Подойдя к берегу озера, мы прежде всего поразились тому, что только вчера наполовину вытащенные из воды лодки теперь находились на целую сажень от нее. Озеро нашло себе сток, и уровень его начал снижаться. Мы переехали озеро и убедились, что вчерашний каменный барьер на противоположном берегу превратился в зияющий провал. На сотни саженей вокруг горы были усыпаны взлетевшими в воздух кусками породы.
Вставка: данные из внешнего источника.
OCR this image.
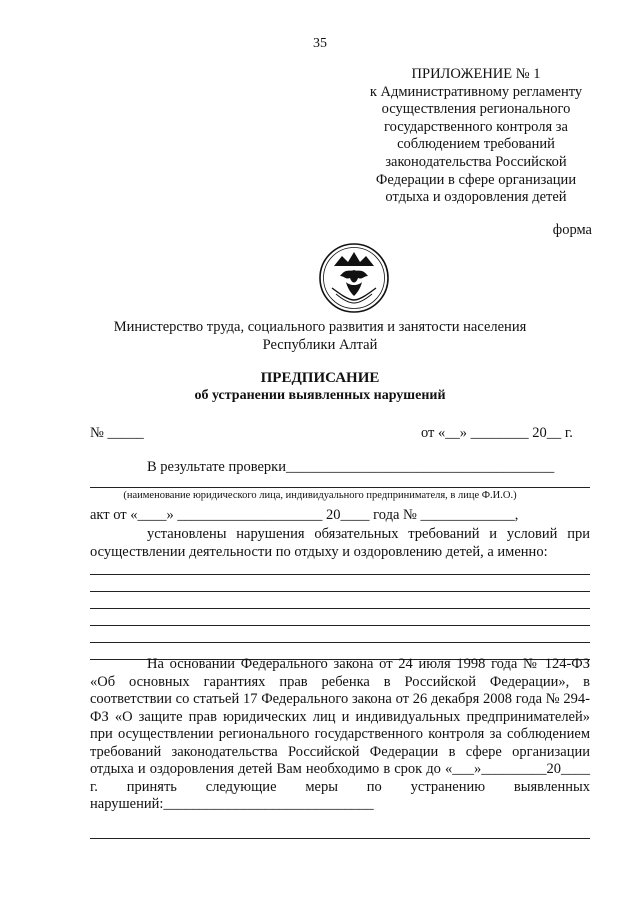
35
ПРИЛОЖЕНИЕ № 1
к Административному регламенту
осуществления регионального
государственного контроля за
соблюдением требований
законодательства Российской
Федерации в сфере организации
отдыха и оздоровления детей
форма
Министерство труда, социального развития и занятости населения
Республики Алтай
ПРЕДПИСАНИЕ
об устранении выявленных нарушений
№ _____	от «__» ________ 20__ г.
В результате проверки_____________________________________
(наименование юридического лица, индивидуального предпринимателя, в лице Ф.И.О.)
акт от «____» ____________________ 20____ года № _____________,
установлены нарушения обязательных требований и условий при осуществлении деятельности по отдыху и оздоровлению детей, а именно:
На основании Федерального закона от 24 июля 1998 года № 124-ФЗ «Об основных гарантиях прав ребенка в Российской Федерации», в соответствии со статьей 17 Федерального закона от 26 декабря 2008 года № 294-ФЗ «О защите прав юридических лиц и индивидуальных предпринимателей» при осуществлении регионального государственного контроля за соблюдением требований законодательства Российской Федерации в сфере организации отдыха и оздоровления детей Вам необходимо в срок до «___»_________20____ г. принять следующие меры по устранению выявленных нарушений:_____________________________
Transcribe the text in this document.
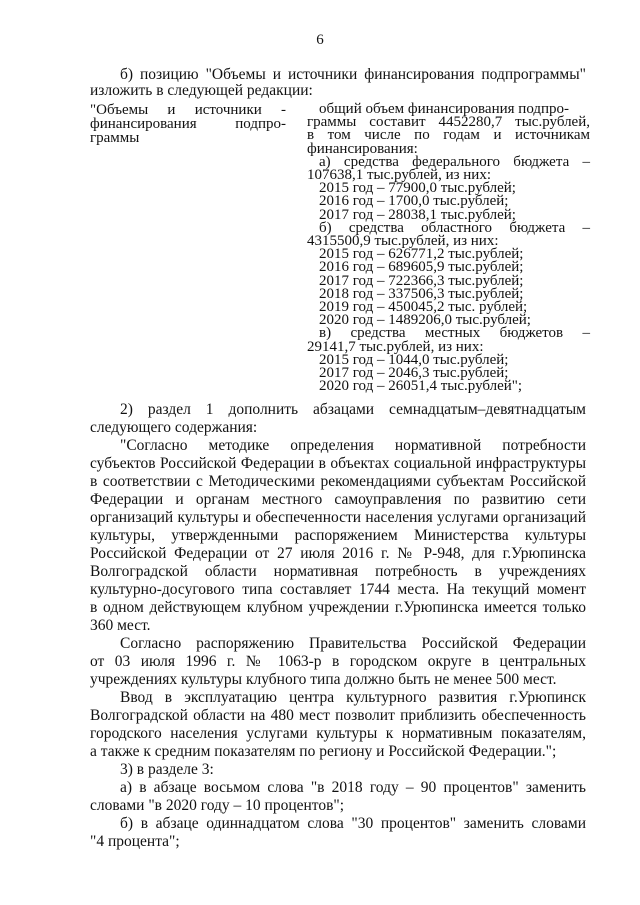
6
б) позицию "Объемы и источники финансирования подпрограммы"
изложить в следующей редакции:
"Объемы и источники -
финансирования подпро-
граммы
общий объем финансирования подпро-
граммы составит 4452280,7 тыс.рублей,
в том числе по годам и источникам
финансирования:
а) средства федерального бюджета –
107638,1 тыс.рублей, из них:
2015 год – 77900,0 тыс.рублей;
2016 год – 1700,0 тыс.рублей;
2017 год – 28038,1 тыс.рублей;
б) средства областного бюджета –
4315500,9 тыс.рублей, из них:
2015 год – 626771,2 тыс.рублей;
2016 год – 689605,9 тыс.рублей;
2017 год – 722366,3 тыс.рублей;
2018 год – 337506,3 тыс.рублей;
2019 год – 450045,2 тыс. рублей;
2020 год – 1489206,0 тыс.рублей;
в) средства местных бюджетов –
29141,7 тыс.рублей, из них:
2015 год – 1044,0 тыс.рублей;
2017 год – 2046,3 тыс.рублей;
2020 год – 26051,4 тыс.рублей";
2) раздел 1 дополнить абзацами семнадцатым–девятнадцатым
следующего содержания:
"Согласно методике определения нормативной потребности
субъектов Российской Федерации в объектах социальной инфраструктуры
в соответствии с Методическими рекомендациями субъектам Российской
Федерации и органам местного самоуправления по развитию сети
организаций культуры и обеспеченности населения услугами организаций
культуры, утвержденными распоряжением Министерства культуры
Российской Федерации от 27 июля 2016 г. № Р-948, для г.Урюпинска
Волгоградской области нормативная потребность в учреждениях
культурно-досугового типа составляет 1744 места. На текущий момент
в одном действующем клубном учреждении г.Урюпинска имеется только
360 мест.
Согласно распоряжению Правительства Российской Федерации
от 03 июля 1996 г. № 1063-р в городском округе в центральных
учреждениях культуры клубного типа должно быть не менее 500 мест.
Ввод в эксплуатацию центра культурного развития г.Урюпинск
Волгоградской области на 480 мест позволит приблизить обеспеченность
городского населения услугами культуры к нормативным показателям,
а также к средним показателям по региону и Российской Федерации.";
3) в разделе 3:
а) в абзаце восьмом слова "в 2018 году – 90 процентов" заменить
словами "в 2020 году – 10 процентов";
б) в абзаце одиннадцатом слова "30 процентов" заменить словами
"4 процента";
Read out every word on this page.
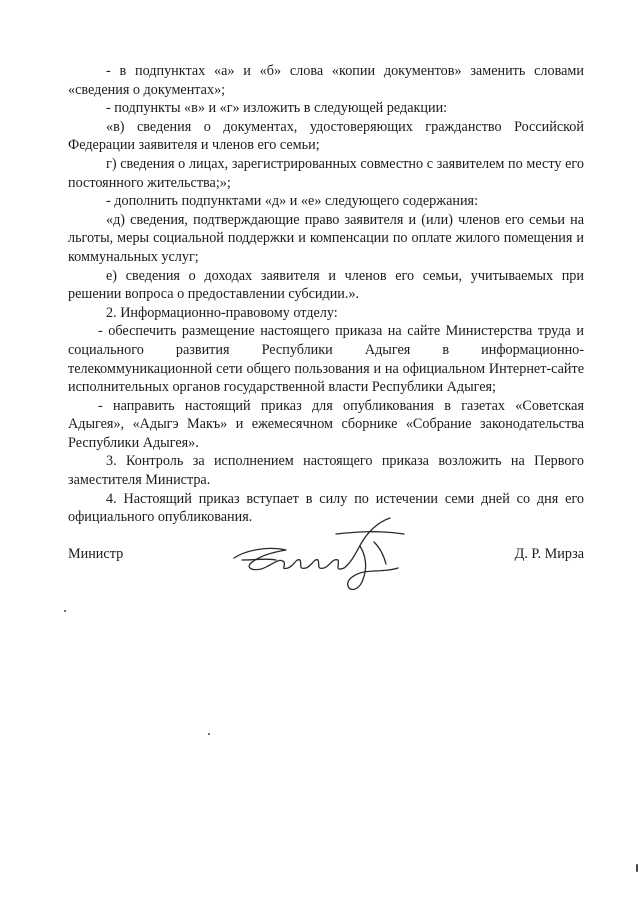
- в подпунктах «а» и «б» слова «копии документов» заменить словами «сведения о документах»;

- подпункты «в» и «г» изложить в следующей редакции:

«в) сведения о документах, удостоверяющих гражданство Российской Федерации заявителя и членов его семьи;

г) сведения о лицах, зарегистрированных совместно с заявителем по месту его постоянного жительства;»;

- дополнить подпунктами «д» и «е» следующего содержания:

«д) сведения, подтверждающие право заявителя и (или) членов его семьи на льготы, меры социальной поддержки и компенсации по оплате жилого помещения и коммунальных услуг;

е) сведения о доходах заявителя и членов его семьи, учитываемых при решении вопроса о предоставлении субсидии.».

2. Информационно-правовому отделу:

- обеспечить размещение настоящего приказа на сайте Министерства труда и социального развития Республики Адыгея в информационно-телекоммуникационной сети общего пользования и на официальном Интернет-сайте исполнительных органов государственной власти Республики Адыгея;

- направить настоящий приказ для опубликования в газетах «Советская Адыгея», «Адыгэ Макъ» и ежемесячном сборнике «Собрание законодательства Республики Адыгея».

3. Контроль за исполнением настоящего приказа возложить на Первого заместителя Министра.

4. Настоящий приказ вступает в силу по истечении семи дней со дня его официального опубликования.

Министр	Д. Р. Мирза
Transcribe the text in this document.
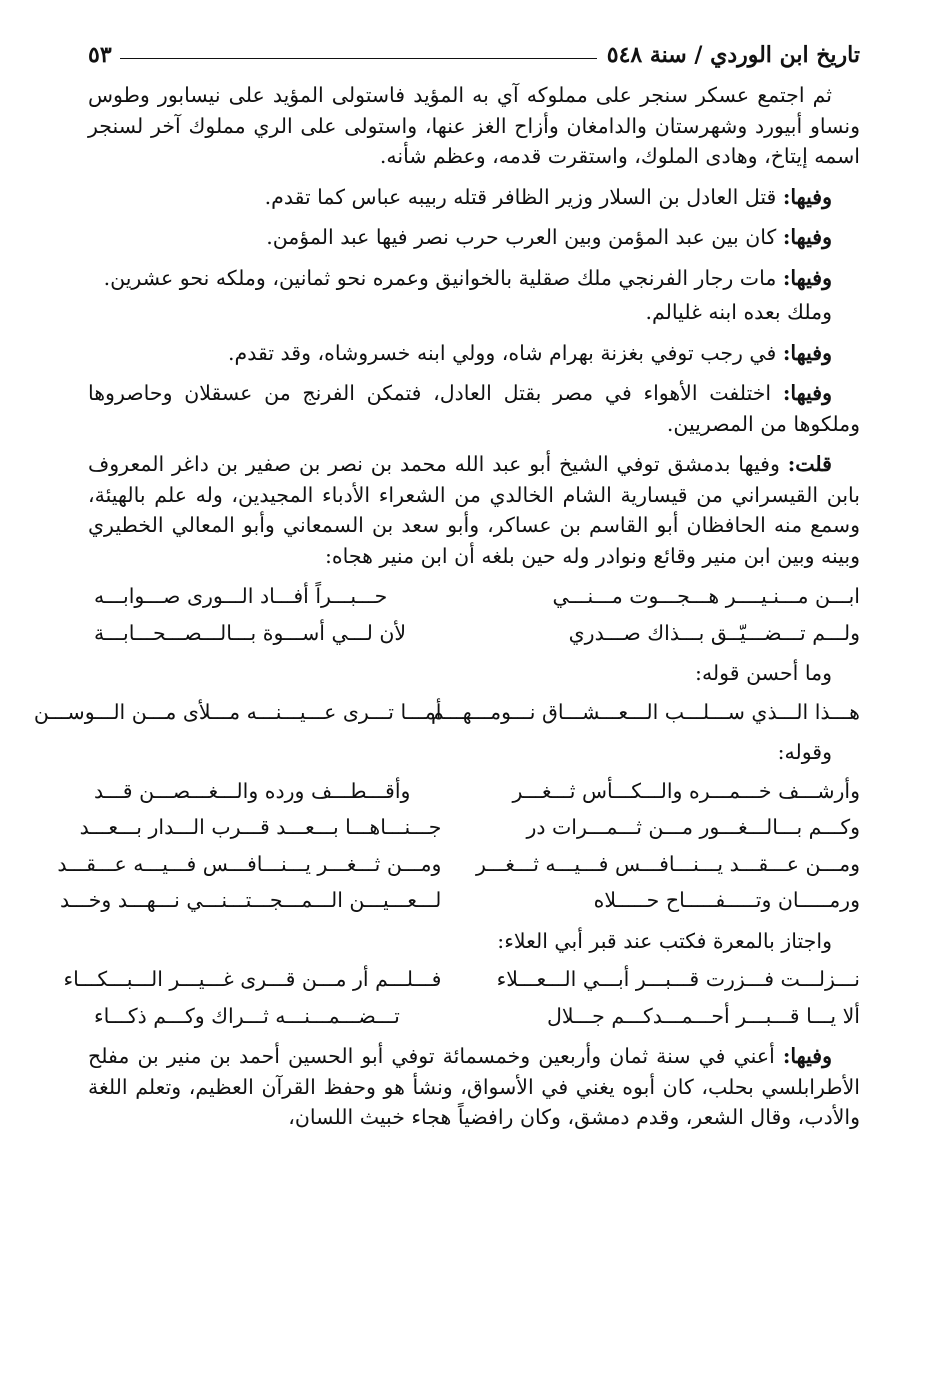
تاريخ ابن الوردي / سنة ٥٤٨
٥٣

ثم اجتمع عسكر سنجر على مملوكه آي به المؤيد فاستولى المؤيد على نيسابور وطوس ونساو أبيورد وشهرستان والدامغان وأزاح الغز عنها، واستولى على الري مملوك آخر لسنجر اسمه إيتاخ، وهادى الملوك، واستقرت قدمه، وعظم شأنه.

وفيها: قتل العادل بن السلار وزير الظافر قتله ربيبه عباس كما تقدم.

وفيها: كان بين عبد المؤمن وبين العرب حرب نصر فيها عبد المؤمن.

وفيها: مات رجار الفرنجي ملك صقلية بالخوانيق وعمره نحو ثمانين، وملكه نحو عشرين.

وملك بعده ابنه غليالم.

وفيها: في رجب توفي بغزنة بهرام شاه، وولي ابنه خسروشاه، وقد تقدم.

وفيها: اختلفت الأهواء في مصر بقتل العادل، فتمكن الفرنج من عسقلان وحاصروها وملكوها من المصريين.

قلت: وفيها بدمشق توفي الشيخ أبو عبد الله محمد بن نصر بن صفير بن داغر المعروف بابن القيسراني من قيسارية الشام الخالدي من الشعراء الأدباء المجيدين، وله علم بالهيئة، وسمع منه الحافظان أبو القاسم بن عساكر، وأبو سعد بن السمعاني وأبو المعالي الخطيري وبينه وبين ابن منير وقائع ونوادر وله حين بلغه أن ابن منير هجاه:

ابـــن مـــنـيــــر هـــجـــوت مـــنـــي
حـــبـــراً أفـــاد الـــورى صـــوابـــه
ولـــم تـــضـــيّــق بـــذاك صـــدري
لأن لـــي أســـوة بـــالـــصـــحـــابـــة
وما أحسن قوله:
هـــذا الـــذي ســـلـــب الـــعـــشـــاق نـــومـــهـــم
أمـــا تـــرى عـــيـــنـــه مـــلأى مـــن الـــوســـن
وقوله:
وأرشـــف خـــمـــره والـــكـــأس ثـــغـــر
وأقـــطـــف ورده والـــغـــصـــن قـــد
وكـــم بـــالـــغـــور مـــن ثـــمـــرات در
جـــنـــاهـــا بـــعـــد قـــرب الـــدار بـــعـــد
ومـــن عـــقـــد يـــنـــافـــس فـــيـــه ثـــغـــر
ومـــن ثـــغـــر يـــنـــافـــس فـــيـــه عـــقـــد
ورمـــــان وتـــــفـــــاح حـــــلاه
لـــعـــيـــن الـــمـــجـــتـــنـــي نـــهـــد وخـــد
واجتاز بالمعرة فكتب عند قبر أبي العلاء:
نـــزلـــت فـــزرت قـــبـــر أبـــي الـــعـــلاء
فـــلـــم أر مـــن قـــرى غـــيـــر الـــبـــكـــاء
ألا يـــا قـــبـــر أحـــمـــدكـــم جـــلال
تـــضـــمـــنـــه ثـــراك وكـــم ذكـــاء

وفيها: أعني في سنة ثمان وأربعين وخمسمائة توفي أبو الحسين أحمد بن منير بن مفلح الأطرابلسي بحلب، كان أبوه يغني في الأسواق، ونشأ هو وحفظ القرآن العظيم، وتعلم اللغة والأدب، وقال الشعر، وقدم دمشق، وكان رافضياً هجاء خبيث اللسان،
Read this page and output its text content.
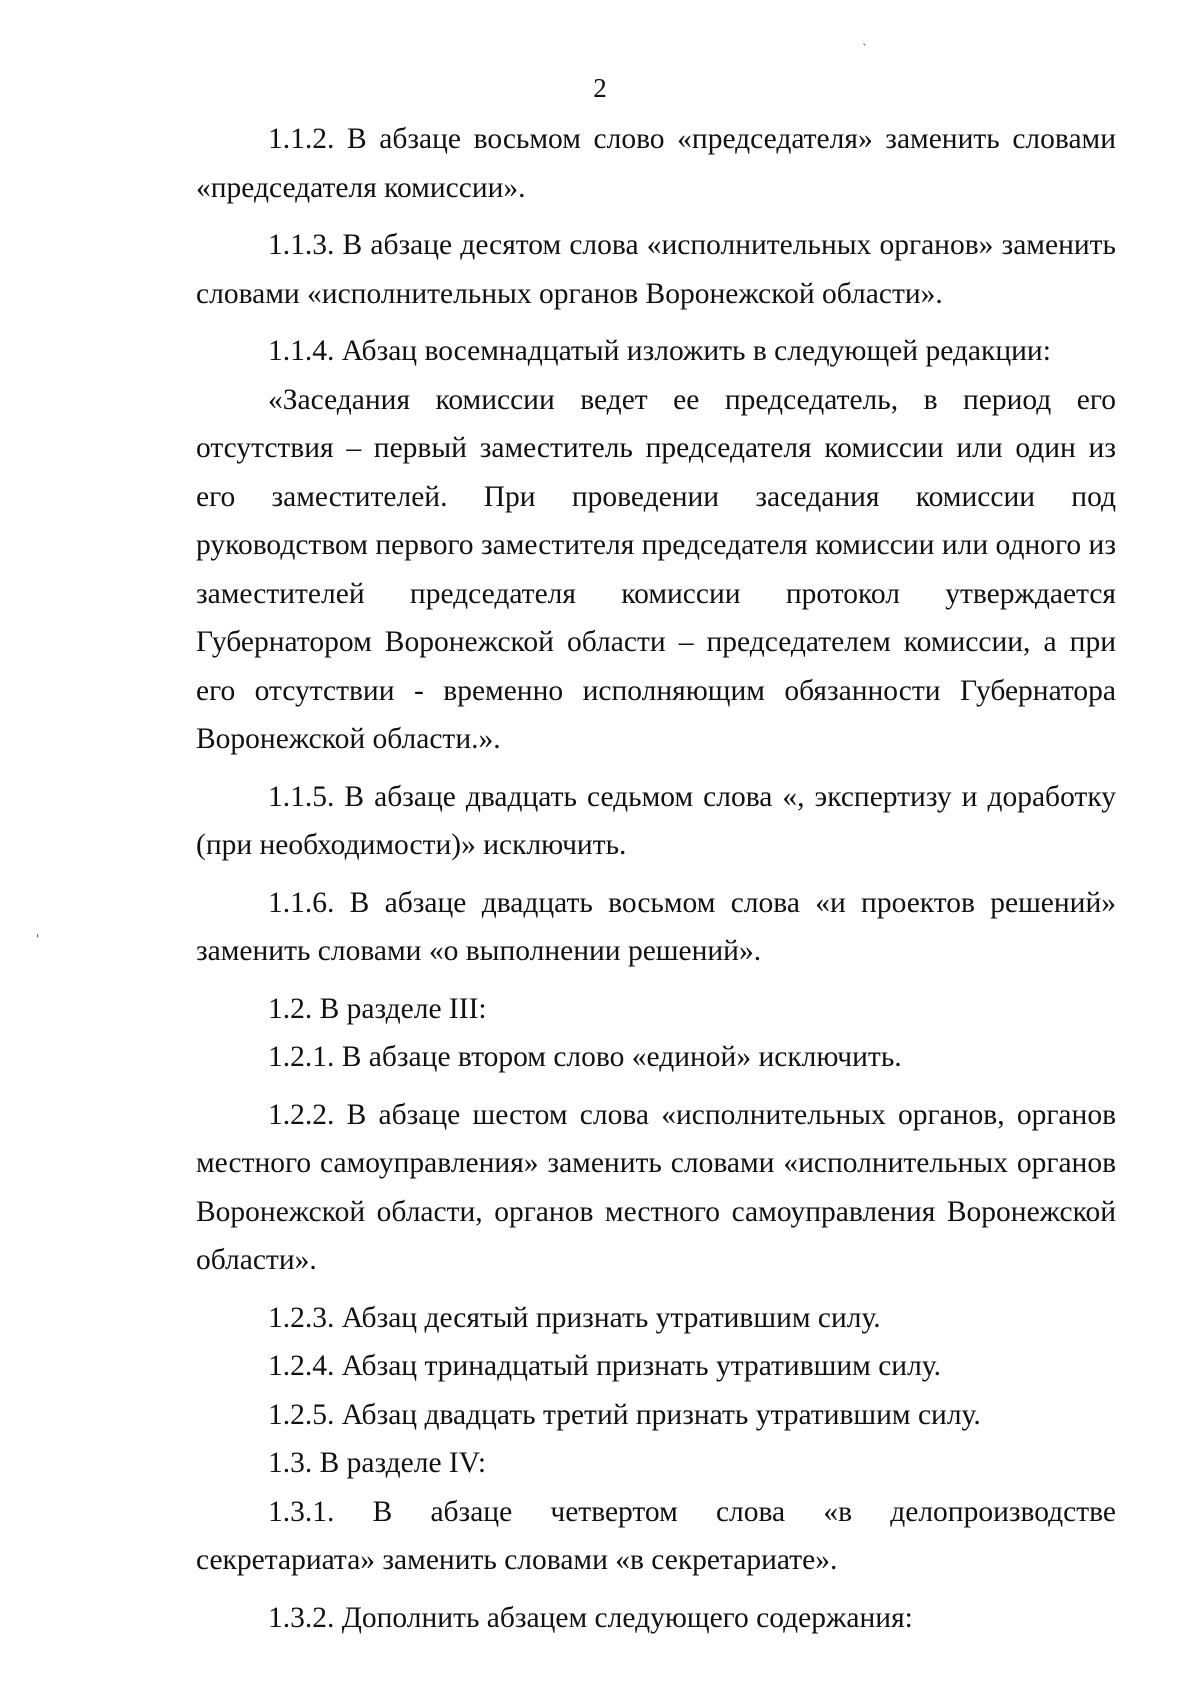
2
`
'

1.1.2. В абзаце восьмом слово «председателя» заменить словами «председателя комиссии».

1.1.3. В абзаце десятом слова «исполнительных органов» заменить словами «исполнительных органов Воронежской области».

1.1.4. Абзац восемнадцатый изложить в следующей редакции:

«Заседания комиссии ведет ее председатель, в период его отсутствия – первый заместитель председателя комиссии или один из его заместителей. При проведении заседания комиссии под руководством первого заместителя председателя комиссии или одного из заместителей председателя комиссии протокол утверждается Губернатором Воронежской области – председателем комиссии, а при его отсутствии - временно исполняющим обязанности Губернатора Воронежской области.».

1.1.5. В абзаце двадцать седьмом слова «, экспертизу и доработку (при необходимости)» исключить.

1.1.6. В абзаце двадцать восьмом слова «и проектов решений» заменить словами «о выполнении решений».

1.2. В разделе III:

1.2.1. В абзаце втором слово «единой» исключить.

1.2.2. В абзаце шестом слова «исполнительных органов, органов местного самоуправления» заменить словами «исполнительных органов Воронежской области, органов местного самоуправления Воронежской области».

1.2.3. Абзац десятый признать утратившим силу.

1.2.4. Абзац тринадцатый признать утратившим силу.

1.2.5. Абзац двадцать третий признать утратившим силу.

1.3. В разделе IV:

1.3.1. В абзаце четвертом слова «в делопроизводстве секретариата» заменить словами «в секретариате».

1.3.2. Дополнить абзацем следующего содержания:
Листер сразу же отобрал пробы грунта и установил, что дно озера сплошь глинистое. Он тотчас же послал об этом телеграмму Толмачеву и объяснил нам, что такой грунт большое счастье, так как, хотя и трудно будет рыть, нам не угрожают подпочвенные воды и наши будущие находки не будут ими разрушены.

Между тем жара не убывала. Дождей не было, и нам казалось, что, если бы не спасительно прохладная вода озера, мы не вынесли бы этого среднеазиатского зноя. После всей занятости последних дней я вновь стал более пристально вглядываться в тугаи. Они сохли и редели на глазах, блестящая зелень побурела и облезла.

«Незавидная должна быть жизнь в этих тугаях, – думал я. – Но ничего, им недолго остается быть в них».